Когда ей исполнилось семь лет ( и всего то одного месяца не хватало), Витина мама, поглядев на пьяную с утра Василису, сказала: - пойдем-ка, девочка, в школу.
О чём соседка говорила с завучем - Зина не знала. Но с первого сентября, вместе со всеми детьми их двора, она пошла в первый класс.
- - - -
Зинаида Семёновна Чеботарь, привычным движением руки повернула ключ в замке входной двери, вошла в прихожую, не глядя опустила портфель на стул, сняла туфли и запихнув их в кладовку, прошла в спальню. Аккуратно повесив на плечики твидовый костюм, привычным движением погладила подкладку. Эта привычка пришла давным давно. Ещё девчонкой, в своём тяжелом до абсурда детстве, бредила мечтой: купить себе костюм на шелковой подкладке. В один из вечеров, в квартире своей подруги, сидя на диване поджав ноги и обнявшись, они делились своими мечтами...
- Я хочу выйти замуж за военного - сказала Люська, мечтательно уставившись в потолок.
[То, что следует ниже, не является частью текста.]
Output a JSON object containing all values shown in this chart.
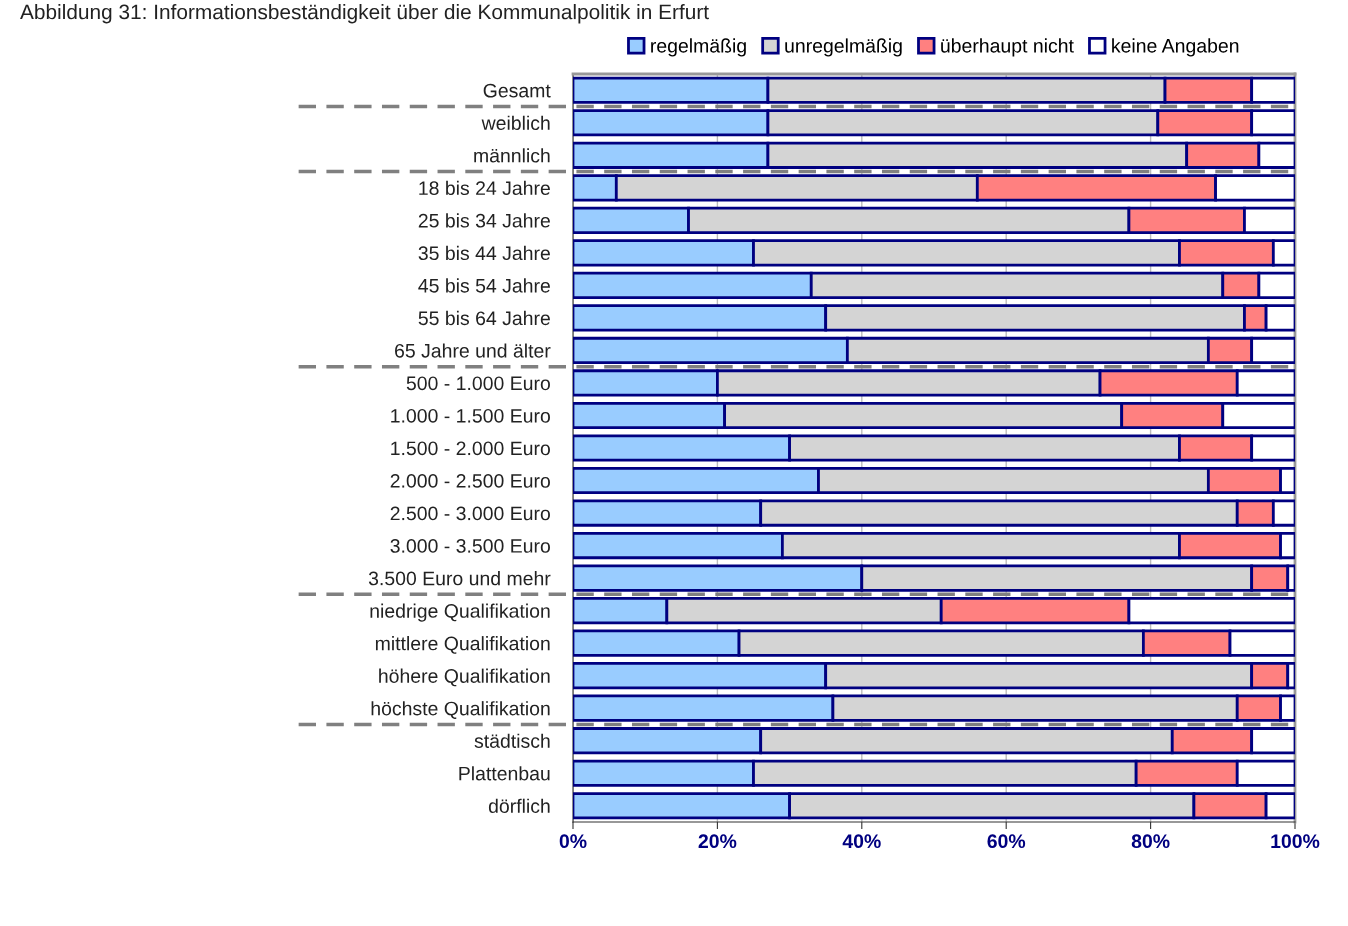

- А я, сказала Зинка,- хочу купить себе жакет ...с шелковой изнанкой... . Красивый такой...не только с наружи но и изнутри.
Люська с удивлением посмотрела на подругу, но перечить не стала. Мечта-есть мечта.
- Нужно говорить не изнанка, а подкладка - подсказала Лю ськина мать из кухни.
- Ну мама! Ты опять подслушиваешь! - Возмутилась Люська.
- А ты опять болтаешь ерунду о замужестве, вместо того чтобы учить уроки! Кстати, ты подготовилась к контрольной на завтра? Зиночка проверь Люсю.
Зина, круглая отличница, одна из лучших учениц в школе, тащила Люську все годы. Они были соседями и дружба была "не разлей вода" с незапамятных времён. И казалось бы, что связывает их : Зина ниже четверки ни разу не получила, а Люська троечница. Зина - активист в любых школьных начинаниях, а Люська - пофигист и любитель чтения "ПРО ЛЮБОВЬ"... Но детская дружба необьяснимое явление. Неразгаданная волшебная тайна...
- - - - - - - -
Зинаида Семёновна, переодевшись в домашний халат, поставила чайник на плиту и в растерянности села на табурет у маленького кухонного столика, едва втиснувшегося между шкафом и стеной. Несмотря на вполне приятную благоустроенность и присутствие вкуса, кухня была малюсенькой. Как во всех хрущевках районного городка. Все действия, связанные с открыванием двери, с переодеванием, с чайником - она делала автоматически, с каким-то застывшим взглядом вовнутрь. В глубину самой себя. То, что произошло примерно час тому назад, как бы застыло в сознании, как остановившийся кадр с звуком голоса, а скорее - крика её родственника -дяди Коли:
- Сучка ты! И твоя мать сучка! Выб ... ядок ты немецкий!
Дядькино лицо в следующую секунду отразило растерянность и чувство вины - но слово не воробей - вылетело - не поймаешь...Николай Степанович был пьян. То, что годами, десятилетиями, было на уме - вылетело с языка в порыве злости.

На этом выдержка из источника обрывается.